Does the same apply to trans men? Can trans men and trans women be close, best friends with each other? Or is it just WOMEN in particular that men/male-aligned people can't be friends with? If that's the case: can bi, pan, or polysexual men be friends with women? Why is it JUST straight men can't be friends with women, but no one thinks that bi or pansexual men can't be friends with women? Bi and pan men don't have a problem being close friends with women without wanting to sleep with them, they seem totally fine. LGB men in particular can be best friends with the gender(s) that they're attracted to, so why is it so hard for straight men? I can be friends with men without wanting to f*ck every guy friend that I have ever had.
You know what, how is anyone in the LGBT+ community friends with anyone? Do you think we're all just f*cking each other, that we don't have a SINGLE friend that we've never f*cked, ever? That just seems kinda sad.

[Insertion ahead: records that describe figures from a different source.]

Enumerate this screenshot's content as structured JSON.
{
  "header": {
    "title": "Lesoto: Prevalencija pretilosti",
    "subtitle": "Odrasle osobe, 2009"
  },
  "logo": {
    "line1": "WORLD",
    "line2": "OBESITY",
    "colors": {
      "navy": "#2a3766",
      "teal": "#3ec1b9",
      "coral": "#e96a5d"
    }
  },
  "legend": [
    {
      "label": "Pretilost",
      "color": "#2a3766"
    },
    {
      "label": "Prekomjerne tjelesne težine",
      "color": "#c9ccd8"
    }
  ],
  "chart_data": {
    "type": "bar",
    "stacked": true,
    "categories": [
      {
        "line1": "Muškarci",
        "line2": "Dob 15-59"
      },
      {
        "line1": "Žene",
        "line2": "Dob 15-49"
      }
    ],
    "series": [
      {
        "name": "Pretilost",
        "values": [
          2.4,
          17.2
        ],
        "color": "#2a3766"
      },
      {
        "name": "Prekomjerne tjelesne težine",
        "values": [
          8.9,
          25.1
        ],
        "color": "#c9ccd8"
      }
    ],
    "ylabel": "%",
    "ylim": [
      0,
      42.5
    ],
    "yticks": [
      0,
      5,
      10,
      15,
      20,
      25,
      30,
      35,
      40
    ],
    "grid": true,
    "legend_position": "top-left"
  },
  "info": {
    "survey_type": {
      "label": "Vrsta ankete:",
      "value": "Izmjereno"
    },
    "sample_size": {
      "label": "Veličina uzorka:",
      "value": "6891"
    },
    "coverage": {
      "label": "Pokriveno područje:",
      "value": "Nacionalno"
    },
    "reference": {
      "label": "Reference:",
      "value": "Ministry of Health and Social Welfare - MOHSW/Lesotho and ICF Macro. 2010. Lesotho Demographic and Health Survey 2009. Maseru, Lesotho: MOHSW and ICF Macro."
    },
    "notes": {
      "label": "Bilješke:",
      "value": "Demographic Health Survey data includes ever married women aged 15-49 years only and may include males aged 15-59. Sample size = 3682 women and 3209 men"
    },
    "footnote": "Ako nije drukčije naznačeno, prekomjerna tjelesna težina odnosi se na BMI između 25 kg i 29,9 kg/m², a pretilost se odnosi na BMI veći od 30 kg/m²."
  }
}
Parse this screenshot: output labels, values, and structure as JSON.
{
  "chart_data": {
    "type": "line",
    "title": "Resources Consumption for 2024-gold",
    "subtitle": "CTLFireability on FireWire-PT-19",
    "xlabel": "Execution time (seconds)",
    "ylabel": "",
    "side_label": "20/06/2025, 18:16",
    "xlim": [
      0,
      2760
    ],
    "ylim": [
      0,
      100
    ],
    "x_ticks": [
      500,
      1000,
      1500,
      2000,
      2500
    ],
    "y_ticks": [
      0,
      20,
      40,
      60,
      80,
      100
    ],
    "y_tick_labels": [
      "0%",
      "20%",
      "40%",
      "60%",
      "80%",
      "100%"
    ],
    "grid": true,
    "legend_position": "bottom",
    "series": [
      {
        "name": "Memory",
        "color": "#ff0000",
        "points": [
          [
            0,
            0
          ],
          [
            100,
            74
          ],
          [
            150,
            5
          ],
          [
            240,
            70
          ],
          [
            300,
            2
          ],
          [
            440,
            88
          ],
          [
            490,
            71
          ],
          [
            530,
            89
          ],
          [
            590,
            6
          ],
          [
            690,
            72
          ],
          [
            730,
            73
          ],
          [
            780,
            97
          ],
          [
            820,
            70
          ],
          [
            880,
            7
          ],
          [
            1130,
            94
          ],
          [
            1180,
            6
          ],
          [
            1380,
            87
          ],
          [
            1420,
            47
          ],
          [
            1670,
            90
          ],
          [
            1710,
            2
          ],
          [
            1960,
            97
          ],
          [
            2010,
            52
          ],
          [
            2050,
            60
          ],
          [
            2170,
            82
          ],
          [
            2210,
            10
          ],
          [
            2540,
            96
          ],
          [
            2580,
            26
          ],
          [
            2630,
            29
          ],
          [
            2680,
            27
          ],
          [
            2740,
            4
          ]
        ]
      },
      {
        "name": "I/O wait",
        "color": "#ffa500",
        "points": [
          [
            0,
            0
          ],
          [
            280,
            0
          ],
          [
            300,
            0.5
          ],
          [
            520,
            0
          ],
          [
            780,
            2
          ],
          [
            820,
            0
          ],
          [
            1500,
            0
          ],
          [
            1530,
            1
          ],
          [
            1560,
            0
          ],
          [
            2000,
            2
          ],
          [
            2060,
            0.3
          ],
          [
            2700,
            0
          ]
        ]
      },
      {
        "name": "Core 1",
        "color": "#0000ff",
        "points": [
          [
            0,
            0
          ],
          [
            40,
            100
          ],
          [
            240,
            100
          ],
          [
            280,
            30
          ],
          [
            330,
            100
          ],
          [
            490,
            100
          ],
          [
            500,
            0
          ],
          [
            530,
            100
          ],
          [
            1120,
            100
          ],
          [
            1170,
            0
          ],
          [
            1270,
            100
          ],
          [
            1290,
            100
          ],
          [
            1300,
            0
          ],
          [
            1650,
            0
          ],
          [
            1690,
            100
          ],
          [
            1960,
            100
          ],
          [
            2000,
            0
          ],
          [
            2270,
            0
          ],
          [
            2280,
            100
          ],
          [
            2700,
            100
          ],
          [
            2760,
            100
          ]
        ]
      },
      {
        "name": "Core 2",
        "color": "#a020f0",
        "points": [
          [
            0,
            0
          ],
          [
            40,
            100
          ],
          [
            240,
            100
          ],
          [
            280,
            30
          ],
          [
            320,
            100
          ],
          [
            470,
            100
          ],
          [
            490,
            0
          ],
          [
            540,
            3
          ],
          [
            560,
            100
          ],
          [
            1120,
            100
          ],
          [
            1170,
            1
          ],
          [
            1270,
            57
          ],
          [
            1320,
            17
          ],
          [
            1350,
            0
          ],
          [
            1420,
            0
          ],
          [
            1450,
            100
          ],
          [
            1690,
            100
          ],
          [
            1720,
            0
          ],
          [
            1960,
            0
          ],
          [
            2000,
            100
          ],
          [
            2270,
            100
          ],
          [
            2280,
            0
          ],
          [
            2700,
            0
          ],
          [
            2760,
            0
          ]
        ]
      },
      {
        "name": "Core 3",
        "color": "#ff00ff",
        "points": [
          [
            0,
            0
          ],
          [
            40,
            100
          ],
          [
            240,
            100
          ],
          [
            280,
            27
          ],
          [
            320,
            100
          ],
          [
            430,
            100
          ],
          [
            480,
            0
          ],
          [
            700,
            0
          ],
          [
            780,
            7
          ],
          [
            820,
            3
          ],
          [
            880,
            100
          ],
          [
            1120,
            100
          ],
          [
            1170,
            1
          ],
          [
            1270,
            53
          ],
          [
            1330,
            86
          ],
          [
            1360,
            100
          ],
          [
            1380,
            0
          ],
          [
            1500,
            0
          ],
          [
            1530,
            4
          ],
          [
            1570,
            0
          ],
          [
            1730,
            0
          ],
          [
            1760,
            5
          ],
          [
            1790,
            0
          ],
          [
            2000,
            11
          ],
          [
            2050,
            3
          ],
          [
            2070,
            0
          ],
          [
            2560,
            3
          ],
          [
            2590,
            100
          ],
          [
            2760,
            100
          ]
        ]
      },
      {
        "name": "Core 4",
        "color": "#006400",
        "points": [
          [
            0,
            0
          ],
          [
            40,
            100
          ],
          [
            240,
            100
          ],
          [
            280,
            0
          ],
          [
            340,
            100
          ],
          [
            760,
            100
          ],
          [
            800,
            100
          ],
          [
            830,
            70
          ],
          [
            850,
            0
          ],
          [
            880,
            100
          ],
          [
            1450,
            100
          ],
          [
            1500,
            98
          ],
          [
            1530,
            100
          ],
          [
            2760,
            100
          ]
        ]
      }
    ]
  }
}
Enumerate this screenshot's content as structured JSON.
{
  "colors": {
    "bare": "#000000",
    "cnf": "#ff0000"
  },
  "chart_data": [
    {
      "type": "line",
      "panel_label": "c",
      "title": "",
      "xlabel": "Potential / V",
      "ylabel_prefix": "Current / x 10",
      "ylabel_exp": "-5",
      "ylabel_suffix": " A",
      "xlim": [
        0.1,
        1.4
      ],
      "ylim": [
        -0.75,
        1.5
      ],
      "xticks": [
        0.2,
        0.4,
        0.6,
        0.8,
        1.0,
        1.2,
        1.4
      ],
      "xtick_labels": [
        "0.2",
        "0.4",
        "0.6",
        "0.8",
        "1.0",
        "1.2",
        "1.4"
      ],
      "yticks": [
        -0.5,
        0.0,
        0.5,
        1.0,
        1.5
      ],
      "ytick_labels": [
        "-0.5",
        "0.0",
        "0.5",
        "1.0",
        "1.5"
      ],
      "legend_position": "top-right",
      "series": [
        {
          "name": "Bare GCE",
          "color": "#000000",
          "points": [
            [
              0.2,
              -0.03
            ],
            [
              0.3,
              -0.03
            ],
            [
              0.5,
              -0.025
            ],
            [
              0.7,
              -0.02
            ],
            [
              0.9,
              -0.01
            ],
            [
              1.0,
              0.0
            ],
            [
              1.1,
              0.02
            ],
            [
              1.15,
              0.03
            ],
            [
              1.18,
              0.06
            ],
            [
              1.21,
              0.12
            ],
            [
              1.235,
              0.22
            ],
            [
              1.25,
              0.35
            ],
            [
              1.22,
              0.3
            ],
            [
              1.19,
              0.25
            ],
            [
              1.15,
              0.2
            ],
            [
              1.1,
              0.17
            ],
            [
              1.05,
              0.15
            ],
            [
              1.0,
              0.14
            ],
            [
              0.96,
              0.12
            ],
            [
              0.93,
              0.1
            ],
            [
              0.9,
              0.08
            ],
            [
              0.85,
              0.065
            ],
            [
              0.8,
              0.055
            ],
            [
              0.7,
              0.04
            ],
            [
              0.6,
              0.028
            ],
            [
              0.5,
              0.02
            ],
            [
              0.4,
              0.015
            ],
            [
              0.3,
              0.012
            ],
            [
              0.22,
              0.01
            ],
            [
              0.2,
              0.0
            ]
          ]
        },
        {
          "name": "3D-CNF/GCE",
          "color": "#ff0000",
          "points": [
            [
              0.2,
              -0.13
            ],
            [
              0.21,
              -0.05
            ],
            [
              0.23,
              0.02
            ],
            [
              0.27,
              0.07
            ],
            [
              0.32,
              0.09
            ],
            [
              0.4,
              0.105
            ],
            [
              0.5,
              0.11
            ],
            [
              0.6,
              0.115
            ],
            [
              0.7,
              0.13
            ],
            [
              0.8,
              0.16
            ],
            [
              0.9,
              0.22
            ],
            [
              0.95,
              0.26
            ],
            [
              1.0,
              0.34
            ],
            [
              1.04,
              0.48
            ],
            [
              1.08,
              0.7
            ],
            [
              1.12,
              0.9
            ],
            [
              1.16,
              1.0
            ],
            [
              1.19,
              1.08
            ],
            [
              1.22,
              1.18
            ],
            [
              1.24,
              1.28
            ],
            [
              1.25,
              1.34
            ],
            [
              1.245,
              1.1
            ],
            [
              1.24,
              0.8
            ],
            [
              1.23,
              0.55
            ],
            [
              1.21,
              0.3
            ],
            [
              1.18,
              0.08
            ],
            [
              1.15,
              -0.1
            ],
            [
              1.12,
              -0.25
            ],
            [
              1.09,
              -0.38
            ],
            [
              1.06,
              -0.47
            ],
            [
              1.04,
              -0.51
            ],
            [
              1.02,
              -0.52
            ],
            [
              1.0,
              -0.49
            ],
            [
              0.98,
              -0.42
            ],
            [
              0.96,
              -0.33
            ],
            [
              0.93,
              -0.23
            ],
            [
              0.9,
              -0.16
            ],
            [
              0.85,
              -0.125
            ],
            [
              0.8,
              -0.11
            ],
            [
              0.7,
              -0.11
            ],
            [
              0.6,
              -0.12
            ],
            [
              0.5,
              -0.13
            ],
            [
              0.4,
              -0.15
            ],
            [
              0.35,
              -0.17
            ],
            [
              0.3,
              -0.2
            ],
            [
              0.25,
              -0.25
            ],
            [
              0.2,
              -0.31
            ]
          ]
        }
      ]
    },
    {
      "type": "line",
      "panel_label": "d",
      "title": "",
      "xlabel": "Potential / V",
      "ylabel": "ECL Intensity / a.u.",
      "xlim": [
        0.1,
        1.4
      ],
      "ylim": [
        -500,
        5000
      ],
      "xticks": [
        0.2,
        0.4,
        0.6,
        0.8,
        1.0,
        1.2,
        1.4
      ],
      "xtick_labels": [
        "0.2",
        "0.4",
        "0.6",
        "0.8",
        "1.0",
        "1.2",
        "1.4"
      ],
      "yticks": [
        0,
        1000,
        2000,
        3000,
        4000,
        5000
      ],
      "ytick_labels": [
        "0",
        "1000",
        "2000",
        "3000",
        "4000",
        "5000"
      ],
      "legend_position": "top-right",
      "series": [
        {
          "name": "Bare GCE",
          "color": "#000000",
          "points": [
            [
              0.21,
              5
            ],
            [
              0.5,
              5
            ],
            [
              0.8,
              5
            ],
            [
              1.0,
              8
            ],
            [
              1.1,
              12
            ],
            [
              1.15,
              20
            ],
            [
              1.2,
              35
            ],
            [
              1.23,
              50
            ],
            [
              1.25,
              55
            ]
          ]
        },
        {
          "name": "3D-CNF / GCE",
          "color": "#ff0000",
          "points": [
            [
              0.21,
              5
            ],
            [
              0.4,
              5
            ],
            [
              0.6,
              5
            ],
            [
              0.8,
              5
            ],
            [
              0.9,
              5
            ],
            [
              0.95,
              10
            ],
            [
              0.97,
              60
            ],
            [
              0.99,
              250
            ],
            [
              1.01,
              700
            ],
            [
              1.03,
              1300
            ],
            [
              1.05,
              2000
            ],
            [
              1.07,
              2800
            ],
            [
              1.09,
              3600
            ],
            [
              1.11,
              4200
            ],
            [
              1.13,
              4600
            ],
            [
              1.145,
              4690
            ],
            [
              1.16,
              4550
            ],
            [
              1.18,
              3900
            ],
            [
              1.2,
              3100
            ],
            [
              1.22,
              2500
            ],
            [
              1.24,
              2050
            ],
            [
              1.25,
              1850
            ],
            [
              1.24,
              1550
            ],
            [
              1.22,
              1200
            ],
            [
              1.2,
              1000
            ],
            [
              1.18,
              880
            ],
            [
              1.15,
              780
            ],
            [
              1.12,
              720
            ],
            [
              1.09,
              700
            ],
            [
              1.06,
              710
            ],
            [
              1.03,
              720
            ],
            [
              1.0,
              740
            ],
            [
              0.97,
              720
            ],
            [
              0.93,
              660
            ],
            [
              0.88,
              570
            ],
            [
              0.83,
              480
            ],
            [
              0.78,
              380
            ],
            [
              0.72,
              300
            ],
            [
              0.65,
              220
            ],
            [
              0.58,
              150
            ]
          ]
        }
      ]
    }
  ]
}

Also, where do non-binary people fit into all of this? What about AMAB non-binary people, who don't medically transition but just don't identify as men, they have a sexuality too. AMAB non-binary people can't be friends with women if they're attracted to women? How do they work?
Also, why is it just that straight women can be friends with straight men without falling in love, but not the other way around? Are you seriously telling me that you CAN NOT for the life of you be friends with any woman without just falling in love with them? If so, why do you think that men fall in love with their female friends much more than women fall in love with their male friends? Why is it easier for women to be close friends with men without wanting to sleep with them than it is the other way around for men?
I just feel so confused over the whole men-women friends discourse because where the fuck do we LGBT people exist in this convo? Like, I feel like LGBT people over here are just chilling and we're not arguing over if gay men can be friends with other gay men. Of course, the LGBT community is not perfect by any means, but do you guys actually believe that YOU PERSONALLY can't be friends with any women?
Sorry for the blurge. I just needed to rant because I feel like no one can answer this question.